Music Found Me: Guest conductor Ken-David Masur

David Lewellen

Tagged Under: 2017.18 Season, Conductor, Guest Artist

Conductor Ken-David Masur trained as a singer when he was younger. But now the most important singing he does is with his three children.

“We sing together in the car, or before bed – we have books of folk songs that we’re working through,” said Masur, who conducts the Milwaukee Symphony this week. “It builds a feeling of peace and a trusting relationship.” When he hears his kids, ages 10, 8 and almost 6, singing, “you know they feel happy, and we feel that that’s really special.”

And fostering that love of singing is a way that orchestras can both do good in the world and build their audience for the next generation. “Orchestras that have created choruses create a culture of families rallying to be part of the organization,” said Masur, whose program this week will also feature the Milwaukee Symphony Chorus performing in Ralph Vaughan Williams’ viola concerto, Flos Campi and in Ravel’s Daphnis et Chloé Suite No. 2.

Masur saw that himself as a child; his father, the famed German conductor Kurt Masur, started a children’s chorus for the Leipzig Gewandhaus orchestra, “and their parents became part of the support group that came to the concerts. And the choir directors are there not just for music. They become your teachers, your life coaches.”

Ken-David Masur dabbled on many instruments as a child, and was a talented enough singer to take voice lessons with the great bass-baritone Thomas Quasthoff, but despite his father’s high profile (Kurt Masur also led the New York Philharmonic in the 1990s), he never envisioned a musical career for himself. In the old East German system, his father “hired everyone from the janitor to the stagehands. He took care of the organization like a family. I felt I wasn’t equipped to do something like that.”

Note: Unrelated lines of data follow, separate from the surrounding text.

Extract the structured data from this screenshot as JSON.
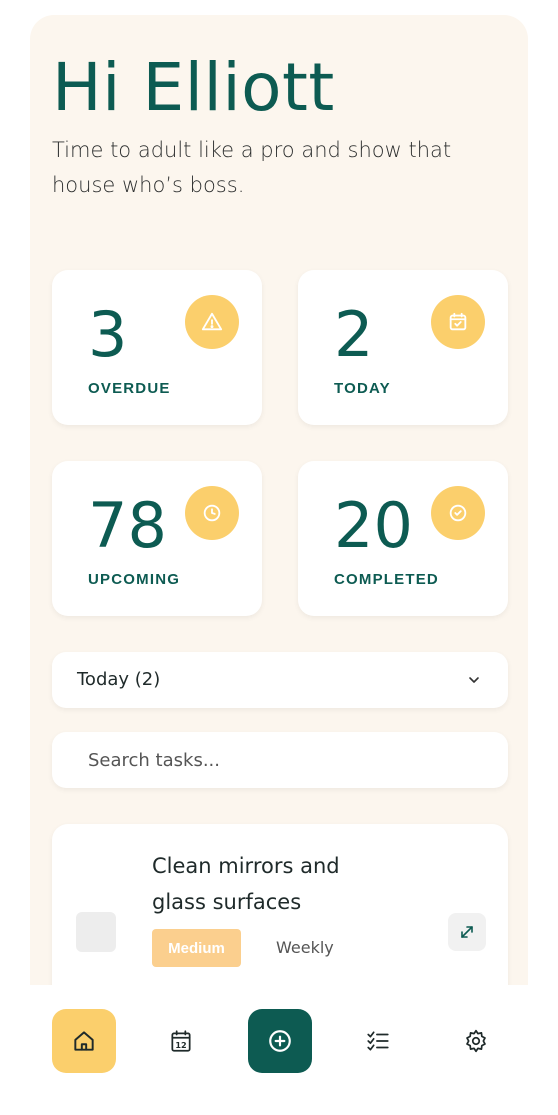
{
  "header": {
    "greeting": "Hi Elliott",
    "subtitle": "Time to adult like a pro and show that house who’s boss."
  },
  "stats": [
    {
      "value": "3",
      "label": "OVERDUE",
      "icon": "warning-icon"
    },
    {
      "value": "2",
      "label": "TODAY",
      "icon": "calendar-check-icon"
    },
    {
      "value": "78",
      "label": "UPCOMING",
      "icon": "clock-icon"
    },
    {
      "value": "20",
      "label": "COMPLETED",
      "icon": "check-circle-icon"
    }
  ],
  "filter": {
    "selected": "Today (2)"
  },
  "search": {
    "placeholder": "Search tasks..."
  },
  "task": {
    "title": "Clean mirrors and glass surfaces",
    "priority": "Medium",
    "frequency": "Weekly"
  },
  "nav": {
    "items": [
      {
        "icon": "home-icon",
        "active": true
      },
      {
        "icon": "calendar-icon",
        "text": "12"
      },
      {
        "icon": "add-icon"
      },
      {
        "icon": "checklist-icon"
      },
      {
        "icon": "settings-icon"
      }
    ]
  },
  "colors": {
    "primary": "#0d5b52",
    "accent": "#fbcf6c",
    "background": "#fcf6ee",
    "priority_medium": "#fbcf8e"
  }
}
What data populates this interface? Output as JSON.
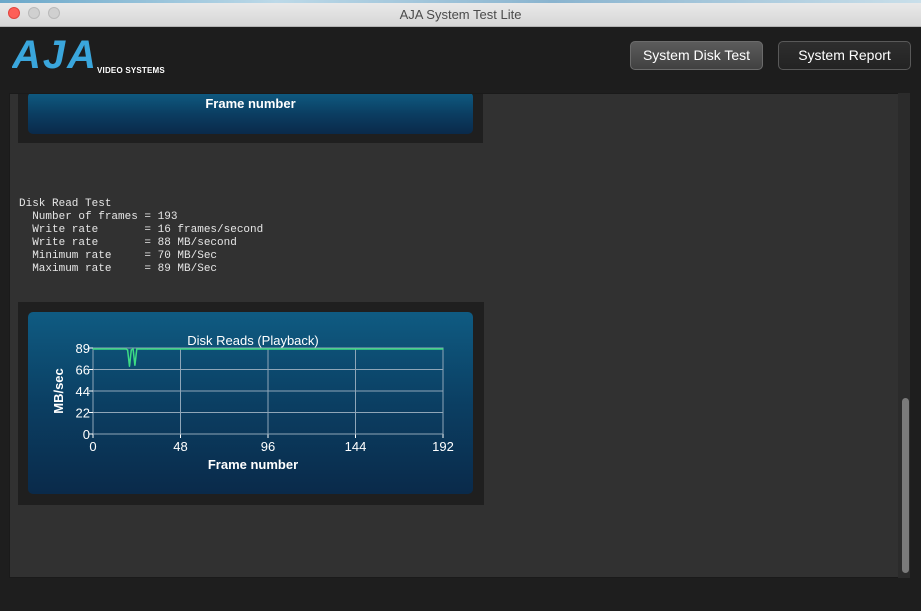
{
  "window": {
    "title": "AJA System Test Lite"
  },
  "header": {
    "logo_text": "AJA",
    "logo_subtext": "VIDEO SYSTEMS",
    "disk_test_button": "System Disk Test",
    "report_button": "System Report"
  },
  "chart1_partial": {
    "xlabel": "Frame number"
  },
  "report": {
    "title": "Disk Read Test",
    "lines": [
      "  Number of frames = 193",
      "  Write rate       = 16 frames/second",
      "  Write rate       = 88 MB/second",
      "  Minimum rate     = 70 MB/Sec",
      "  Maximum rate     = 89 MB/Sec"
    ]
  },
  "chart_data": {
    "type": "line",
    "title": "Disk Reads (Playback)",
    "xlabel": "Frame number",
    "ylabel": "MB/sec",
    "xlim": [
      0,
      192
    ],
    "ylim": [
      0,
      89
    ],
    "x_ticks": [
      "0",
      "48",
      "96",
      "144",
      "192"
    ],
    "y_ticks": [
      "89",
      "66",
      "44",
      "22",
      "0"
    ],
    "grid": true,
    "series": [
      {
        "color": "#3ddc84",
        "x": [
          0,
          10,
          18,
          19,
          20,
          21,
          22,
          23,
          24,
          25,
          30,
          48,
          96,
          144,
          192
        ],
        "y": [
          88,
          88,
          88,
          87,
          70,
          87,
          88,
          71,
          88,
          88,
          88,
          88,
          88,
          88,
          88
        ]
      }
    ],
    "colors": {
      "panel_top": "#0f5b82",
      "panel_bottom": "#0a2a4a",
      "line": "#3ddc84"
    }
  }
}
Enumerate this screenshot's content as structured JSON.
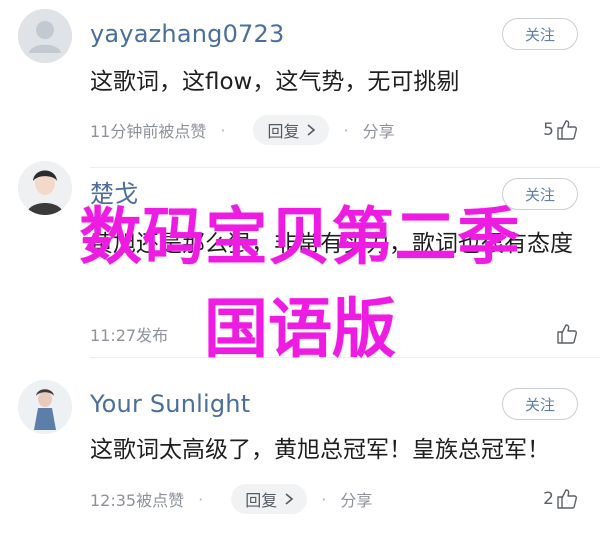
{
  "comments": [
    {
      "username": "yayazhang0723",
      "follow_label": "关注",
      "content": "这歌词，这flow，这气势，无可挑剔",
      "meta": "11分钟前被点赞",
      "reply_label": "回复",
      "share_label": "分享",
      "likes": "5"
    },
    {
      "username": "楚戈",
      "follow_label": "关注",
      "content": "黄旭还是那么狠，非常有实力，歌词也很有态度",
      "meta": "11:27发布",
      "reply_label": "",
      "share_label": "",
      "likes": ""
    },
    {
      "username": "Your Sunlight",
      "follow_label": "关注",
      "content": "这歌词太高级了，黄旭总冠军！皇族总冠军！",
      "meta": "12:35被点赞",
      "reply_label": "回复",
      "share_label": "分享",
      "likes": "2"
    }
  ],
  "overlay": {
    "line1": "数码宝贝第二季",
    "line2": "国语版",
    "color": "#ee1be3"
  },
  "colors": {
    "username": "#4a6f9c",
    "follow": "#5d7fa8",
    "meta": "#8d929a"
  },
  "icons": [
    "avatar-placeholder-icon",
    "chevron-right-icon",
    "thumbs-up-icon"
  ]
}
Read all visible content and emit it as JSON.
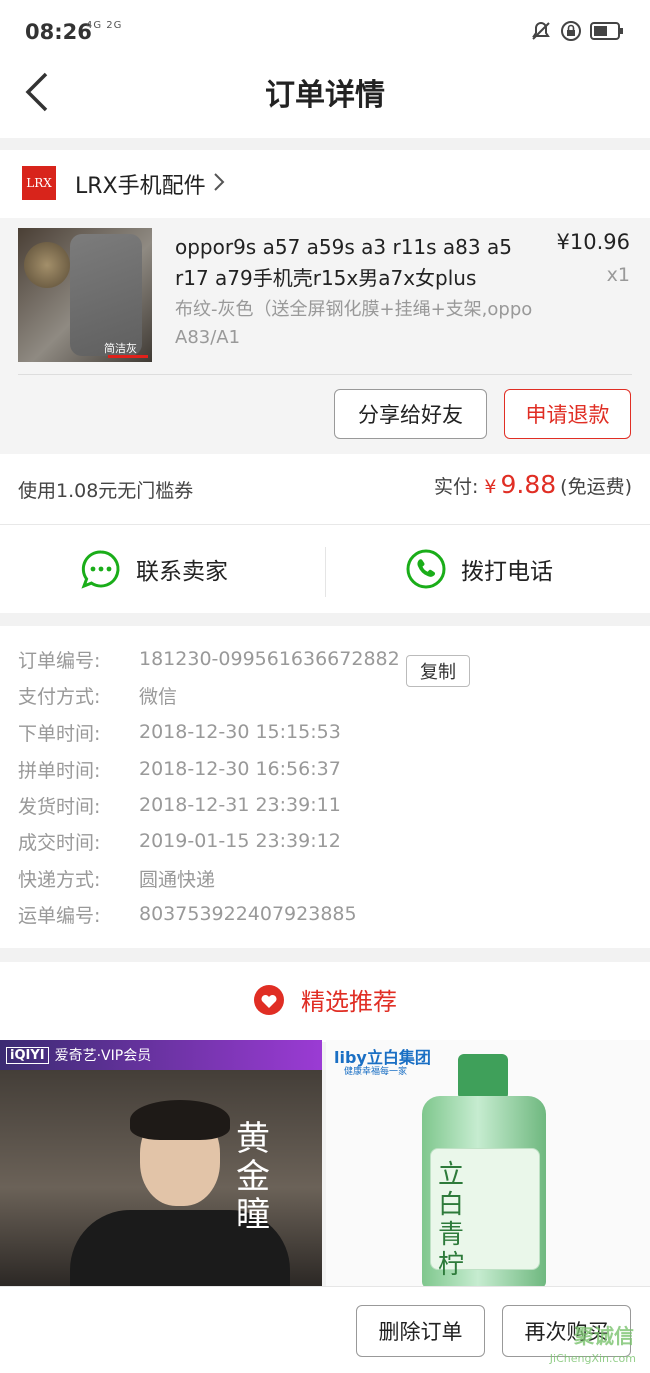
{
  "status": {
    "time": "08:26",
    "network": "4G 2G"
  },
  "header": {
    "title": "订单详情"
  },
  "shop": {
    "logo_text": "LRX",
    "name": "LRX手机配件"
  },
  "product": {
    "title": "oppor9s a57 a59s a3 r11s a83 a5 r17 a79手机壳r15x男a7x女plus",
    "spec": "布纹-灰色（送全屏钢化膜+挂绳+支架,oppo A83/A1",
    "price": "¥10.96",
    "qty": "x1",
    "thumb_tag": "简洁灰"
  },
  "actions": {
    "share": "分享给好友",
    "refund": "申请退款"
  },
  "payment": {
    "coupon": "使用1.08元无门槛券",
    "paid_label": "实付:",
    "currency": "¥",
    "amount": "9.88",
    "shipping_note": "(免运费)"
  },
  "contact": {
    "seller": "联系卖家",
    "call": "拨打电话"
  },
  "order_info": {
    "copy_label": "复制",
    "rows": [
      {
        "label": "订单编号:",
        "value": "181230-099561636672882"
      },
      {
        "label": "支付方式:",
        "value": "微信"
      },
      {
        "label": "下单时间:",
        "value": "2018-12-30 15:15:53"
      },
      {
        "label": "拼单时间:",
        "value": "2018-12-30 16:56:37"
      },
      {
        "label": "发货时间:",
        "value": "2018-12-31 23:39:11"
      },
      {
        "label": "成交时间:",
        "value": "2019-01-15 23:39:12"
      },
      {
        "label": "快递方式:",
        "value": "圆通快递"
      },
      {
        "label": "运单编号:",
        "value": "803753922407923885"
      }
    ]
  },
  "recommend": {
    "title": "精选推荐",
    "left_brand": "iQIYI",
    "left_caption": "爱奇艺·VIP会员",
    "left_title_art": "黄金瞳",
    "right_brand": "liby立白集团",
    "right_sub": "健康幸福每一家",
    "right_art": "立白青柠"
  },
  "bottom": {
    "delete": "删除订单",
    "rebuy": "再次购买"
  },
  "watermark": {
    "main": "聚诚信",
    "sub": "JiChengXin.com"
  },
  "colors": {
    "accent": "#e02e24",
    "wechat_green": "#1aad19",
    "background": "#f2f2f2"
  },
  "icons": [
    "back-arrow-icon",
    "chevron-right-icon",
    "chat-bubble-icon",
    "phone-icon",
    "heart-badge-icon",
    "mute-icon",
    "lock-icon",
    "battery-icon"
  ]
}
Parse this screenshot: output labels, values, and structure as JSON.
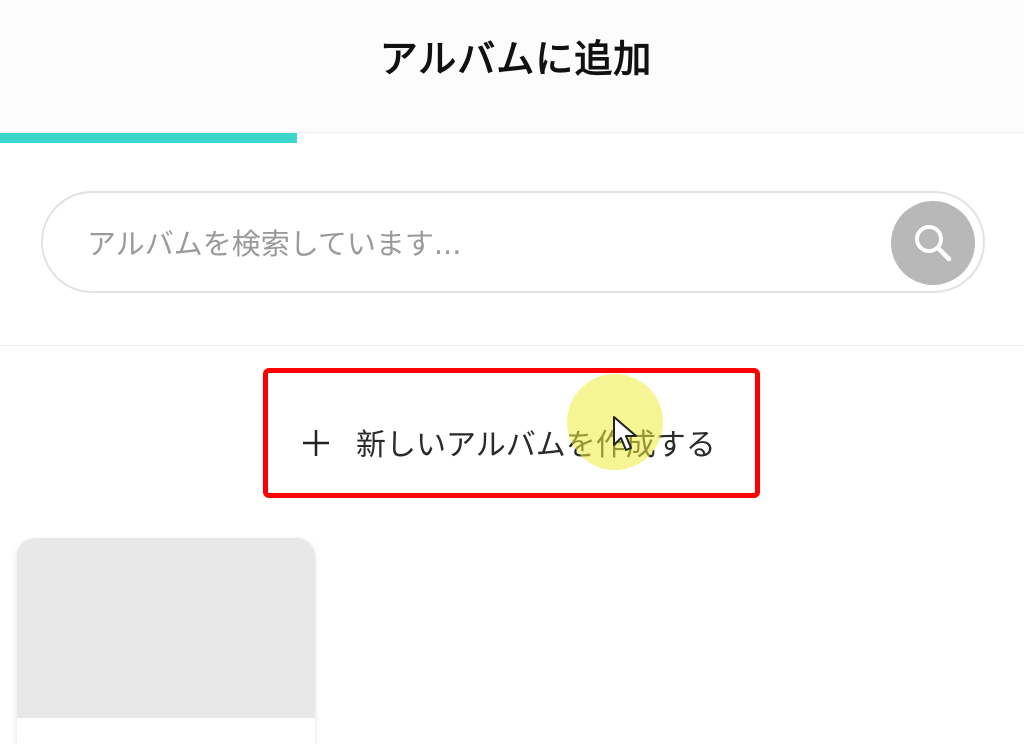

But as an undergraduate at Columbia University, “music found me,” he said. He experimented with composing, but “it took too long to put something down on paper. I decided I’d rather be on the interpretive side and serve composers.”

After graduating and studying voice in Germany, he found a niche as a choir conductor, which started his current career path; his full-time job is as the associate conductor of the Boston Symphony. “Working with choirs for me is always a great joy,” he said. “I look for those opportunities.”

Aside from choral music, one of Masur’s other great loves is J.S. Bach. He and his wife, pianist Melinda Lee Masur, lead the annual two-week Chelsea Music Festival in New York, and this summer’s theme is Bach’s 333rd birthday. Although the festival uses modern instruments and tuning, “we deliberately have Baroque specialists work with players who may not have that opportunity,” Masur said. “It’s so sad when we have this separation.” He is glad that symphony orchestras still program Baroque music, but he calls the Chelsea festival “a laboratory for understanding audience relations. We get a real cross-section of types.”

In his current job in Boston, he leads many non-subscription concerts as well as one subscription concert per year, serves as a cover conductor in case the announced conductor is indisposed, and works with youth orchestras at the summer Tanglewood Festival in western Massachusetts. “It’s like three generations,” he said, referring to the high school orchestra, college orchestra, and the Boston Symphony, “and they’re all feeding off each other.”

Masur went to Tanglewood in high school as a composition student, but now “it’s not even really that I’m on the other side,” he said. “I’m part of a like-minded collection of people who want to be immersed in music. You pack several years’ worth of learning and study into one summer, and you don’t complain. There’s something extraordinary about that environment.”

This week marks Masur’s debut with the Milwaukee Symphony, but he has done no special preparation for this ensemble. “I like to be completely open,” he said. “It’s a wonderful opportunity to stand in front of a new orchestra and explore the work at hand.” He knows some of the MSO musicians, and this week will be a chance to know them better.